Best Places to Visit in Atqasuk, Alaska

There are several great things to do in Atqasuk, Alaska. You can take in the scenery at Mendenhall Glacier, the Tracy Arm-Fords Terror Wilderness, and the Tongass National Forest. The best time of year to visit is from late September to late April when the air temperature is between 75degF and 90degF. You can also experience the Iditarod National Trail.

Mendenhall Glacier

One of the best ways to see Mendenhall Glacier is to hike around it. Hikers often report seeing black bears, bald eagles, arctic terns, and waterfowl. They can also enjoy the waterfalls at the base of the glacier.

You can also take guided tours of the glacier, which include ice caves. While this is not a hike for beginners, it is one of the most spectacular ways to experience the area. If you’re not comfortable hiking, you can take a helicopter tour. You’ll be treated to breathtaking views of Mendenhall Glacier, as well as opportunities to walk in the glacier’s ice caves. If you’re in the mood for an adventure, you can also combine your Alaska cruise port day with an ice-walk or a dog-sledding adventure.

There are several hiking trails around Mendenhall Glacier. The first one, Nugget Falls, is easy but does involve a bit of hiking. Another one, Mendenhall Lake, leads to a stunning 377-foot waterfall. There’s also a trail called Trail of Time, which offers a more challenging trail that takes you to a view of the glacier from an elevated vantage point.

The Mendenhall Glacier is an amazing natural wonder that welcomes over 400,000 visitors each year. Located just 12 miles from Juneau, it’s one of the most accessible glaciers in Southeast Alaska. The visitors center has an informative 15-minute film and features forest rangers and a glacier observation area. Afterwards, you can take a walk along the various trails to experience the area and learn more about glacial ecology.

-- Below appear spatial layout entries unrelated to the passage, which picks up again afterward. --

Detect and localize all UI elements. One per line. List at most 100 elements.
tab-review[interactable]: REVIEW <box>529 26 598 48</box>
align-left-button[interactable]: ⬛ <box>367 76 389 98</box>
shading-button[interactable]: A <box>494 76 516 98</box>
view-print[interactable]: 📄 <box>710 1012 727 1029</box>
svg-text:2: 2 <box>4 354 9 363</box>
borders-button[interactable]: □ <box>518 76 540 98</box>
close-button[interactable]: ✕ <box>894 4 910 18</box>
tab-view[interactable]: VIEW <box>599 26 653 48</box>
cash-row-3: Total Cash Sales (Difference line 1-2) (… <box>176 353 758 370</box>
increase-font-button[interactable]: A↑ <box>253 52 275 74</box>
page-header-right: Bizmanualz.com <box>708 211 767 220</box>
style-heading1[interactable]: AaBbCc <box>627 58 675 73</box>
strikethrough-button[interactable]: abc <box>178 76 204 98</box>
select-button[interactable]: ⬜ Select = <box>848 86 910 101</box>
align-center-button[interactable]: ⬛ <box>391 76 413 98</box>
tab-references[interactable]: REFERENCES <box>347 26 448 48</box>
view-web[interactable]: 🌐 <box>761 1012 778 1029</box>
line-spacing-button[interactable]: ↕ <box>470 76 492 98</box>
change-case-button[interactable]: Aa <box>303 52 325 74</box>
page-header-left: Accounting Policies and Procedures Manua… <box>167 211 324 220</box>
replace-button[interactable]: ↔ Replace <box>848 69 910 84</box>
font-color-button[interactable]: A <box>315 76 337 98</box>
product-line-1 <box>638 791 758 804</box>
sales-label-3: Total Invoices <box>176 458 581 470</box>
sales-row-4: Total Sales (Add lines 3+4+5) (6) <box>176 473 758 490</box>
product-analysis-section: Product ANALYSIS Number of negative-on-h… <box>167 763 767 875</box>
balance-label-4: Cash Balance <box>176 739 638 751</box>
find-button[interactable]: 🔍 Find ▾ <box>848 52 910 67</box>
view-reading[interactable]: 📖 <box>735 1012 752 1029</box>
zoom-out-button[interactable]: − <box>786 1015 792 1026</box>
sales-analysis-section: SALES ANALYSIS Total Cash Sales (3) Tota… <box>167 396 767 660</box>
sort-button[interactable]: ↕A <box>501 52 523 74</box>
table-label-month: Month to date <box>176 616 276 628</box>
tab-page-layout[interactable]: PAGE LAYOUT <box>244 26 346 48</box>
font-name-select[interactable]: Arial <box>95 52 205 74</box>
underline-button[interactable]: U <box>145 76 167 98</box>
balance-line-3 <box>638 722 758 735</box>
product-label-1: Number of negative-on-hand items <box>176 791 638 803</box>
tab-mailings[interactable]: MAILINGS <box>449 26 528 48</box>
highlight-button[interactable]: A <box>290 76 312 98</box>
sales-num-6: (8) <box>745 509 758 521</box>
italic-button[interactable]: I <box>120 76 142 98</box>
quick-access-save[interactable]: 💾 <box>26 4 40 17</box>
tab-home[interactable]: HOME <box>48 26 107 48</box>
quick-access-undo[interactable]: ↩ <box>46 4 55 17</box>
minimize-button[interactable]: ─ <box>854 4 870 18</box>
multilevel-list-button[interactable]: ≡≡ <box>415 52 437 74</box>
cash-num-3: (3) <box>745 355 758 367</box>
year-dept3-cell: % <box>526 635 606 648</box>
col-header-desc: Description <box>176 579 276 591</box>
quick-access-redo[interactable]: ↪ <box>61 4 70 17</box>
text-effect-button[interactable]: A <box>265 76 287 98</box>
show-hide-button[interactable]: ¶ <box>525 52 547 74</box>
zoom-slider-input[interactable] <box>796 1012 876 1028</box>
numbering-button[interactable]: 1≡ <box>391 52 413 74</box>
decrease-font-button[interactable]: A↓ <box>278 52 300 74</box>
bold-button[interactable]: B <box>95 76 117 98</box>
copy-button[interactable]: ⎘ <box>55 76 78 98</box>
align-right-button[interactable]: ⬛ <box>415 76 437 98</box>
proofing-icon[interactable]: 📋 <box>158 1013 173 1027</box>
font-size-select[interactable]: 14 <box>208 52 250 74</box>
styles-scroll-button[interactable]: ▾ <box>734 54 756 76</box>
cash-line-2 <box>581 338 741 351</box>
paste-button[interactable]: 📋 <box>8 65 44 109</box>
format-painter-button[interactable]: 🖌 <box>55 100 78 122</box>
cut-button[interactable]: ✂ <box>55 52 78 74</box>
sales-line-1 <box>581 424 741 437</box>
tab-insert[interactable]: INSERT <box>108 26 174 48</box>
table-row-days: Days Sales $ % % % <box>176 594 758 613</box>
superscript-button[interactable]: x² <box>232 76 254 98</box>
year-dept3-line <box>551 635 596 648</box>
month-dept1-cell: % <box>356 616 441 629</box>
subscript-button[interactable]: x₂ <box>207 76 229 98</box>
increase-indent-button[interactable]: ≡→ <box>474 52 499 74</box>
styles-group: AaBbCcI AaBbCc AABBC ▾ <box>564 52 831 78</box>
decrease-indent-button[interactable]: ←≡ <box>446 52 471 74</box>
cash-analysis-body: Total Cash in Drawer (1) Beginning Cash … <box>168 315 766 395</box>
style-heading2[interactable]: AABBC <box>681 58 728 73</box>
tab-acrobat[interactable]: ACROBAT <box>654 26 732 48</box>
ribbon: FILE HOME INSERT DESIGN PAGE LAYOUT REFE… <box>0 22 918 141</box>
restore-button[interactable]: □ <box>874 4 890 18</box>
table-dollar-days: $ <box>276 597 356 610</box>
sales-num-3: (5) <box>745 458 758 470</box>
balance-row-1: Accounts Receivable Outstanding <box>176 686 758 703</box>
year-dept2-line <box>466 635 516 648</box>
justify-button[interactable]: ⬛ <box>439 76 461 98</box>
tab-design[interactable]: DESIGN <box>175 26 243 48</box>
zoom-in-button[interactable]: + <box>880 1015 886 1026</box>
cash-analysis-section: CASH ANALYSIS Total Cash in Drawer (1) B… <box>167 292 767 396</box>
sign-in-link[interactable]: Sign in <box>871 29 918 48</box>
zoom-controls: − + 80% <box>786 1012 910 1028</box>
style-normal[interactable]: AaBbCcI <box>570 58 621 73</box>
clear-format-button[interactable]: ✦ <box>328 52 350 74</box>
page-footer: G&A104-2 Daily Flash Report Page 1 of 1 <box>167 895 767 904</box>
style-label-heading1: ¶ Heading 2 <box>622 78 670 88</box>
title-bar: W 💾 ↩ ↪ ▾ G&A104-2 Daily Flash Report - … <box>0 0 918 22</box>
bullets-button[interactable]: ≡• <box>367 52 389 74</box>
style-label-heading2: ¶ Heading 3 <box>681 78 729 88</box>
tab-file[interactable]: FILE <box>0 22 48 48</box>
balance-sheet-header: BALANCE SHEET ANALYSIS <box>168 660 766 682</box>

The Mendenhall Glacier is one of the most scenic places to visit in Atkasuk, and hiking trails are available for all fitness levels. You can take a 3.5-mile hike through the forest, and then finish your hike with a challenging rock scramble on the edge of the glacier.

Tracy Arm-Fords Terror Wilderness

The Tracy Arm-Fords Terror Wilds is a vast wilderness that has no trails and a rugged landscape. It is home to a thick temperate zone rainforest that thrives up to 1,500 feet in elevation. It also borders the Chuck River Wilderness.

In the southeast region of Alaska, the Tracy Arm-Fords Terror Wildsness covers 653,179 acres. It is located on the eastern side of the Stephen’s Passage and is more than 50 miles from Juneau. It is home to two deep fjords, Tracy Arm and Endicott Arm. During the last glaciated period, the area was covered by several active glaciers.

One of the best ways to experience the Tracy Arm-Fords Terror Wilds is by taking a tour. You can hire a small boat, which is 56 feet long, to take you on the tour. The boat has large cabin windows and a walk-around deck. You can also opt for a custom-planned private charter. The tour is currently closed for reservations, but is expected to reopen in January 2022.

Iditarod National Trail

You can find the trailhead parking lot three miles up Crow Creek Road, through a forest. There are also multiple pullouts along the road. From there, you can enter the trail through a playground. The trail is a popular destination for hiking and running, and it is a great place to enjoy a day trip.

The Iditarod National Historic Trail is a network of nearly two thousand miles that used to connect Native villages and communities during the gold rush. This trail was also used to transport supplies and mail. In addition to the main trail, there are other side trails connecting communities.

Tongass National Forest

Located in Southeast Alaska, the Tongass National Forest serves a very important purpose for the local ecosystem, climate, and wildlife. The park is also rich in history and offers a wide range of activities, such as hiking, wildlife viewing, and fishing. In Ketchikan, you can visit the Tongass Historical Museum, which provides information about the history of the national forest.

There are several visitor centers throughout the Tongass National Forest, including the Southeast Alaska Discovery Center, Mendenhall Glacier Visitor Center, and the Petersburg Visitor Information Center. The forest is accessible from many communities along the Inside Passage, and you can explore the forest independently or with a guided tour. There are also many campgrounds in the area, which can provide camping options for visitors.

The Tongass National Forest is home to some of the world’s finest cold-water fishing. Here, you can catch halibut, salmon, and lingcod. Some lakes feature trophy-size cutthroat trout. You may even spot salmon, which clog the rivers when they return to spawn. The Alaska Department of Fish and Game regulates fishing.

There are also many public use cabins in the Tongass National Forest. Most of these cabins are scenic log structures and are located in stunning wilderness settings. Some of these cabins are free to stay in and offer complete privacy. Some cabins are even close to the beach or fishing.

There are also several trails that you can hike. The Deer Mountain Trail is 6.7 miles long, but you can opt to skip it if the weather is not right. Another option is to hike the Rainbird Trail, which is 2.1 miles long.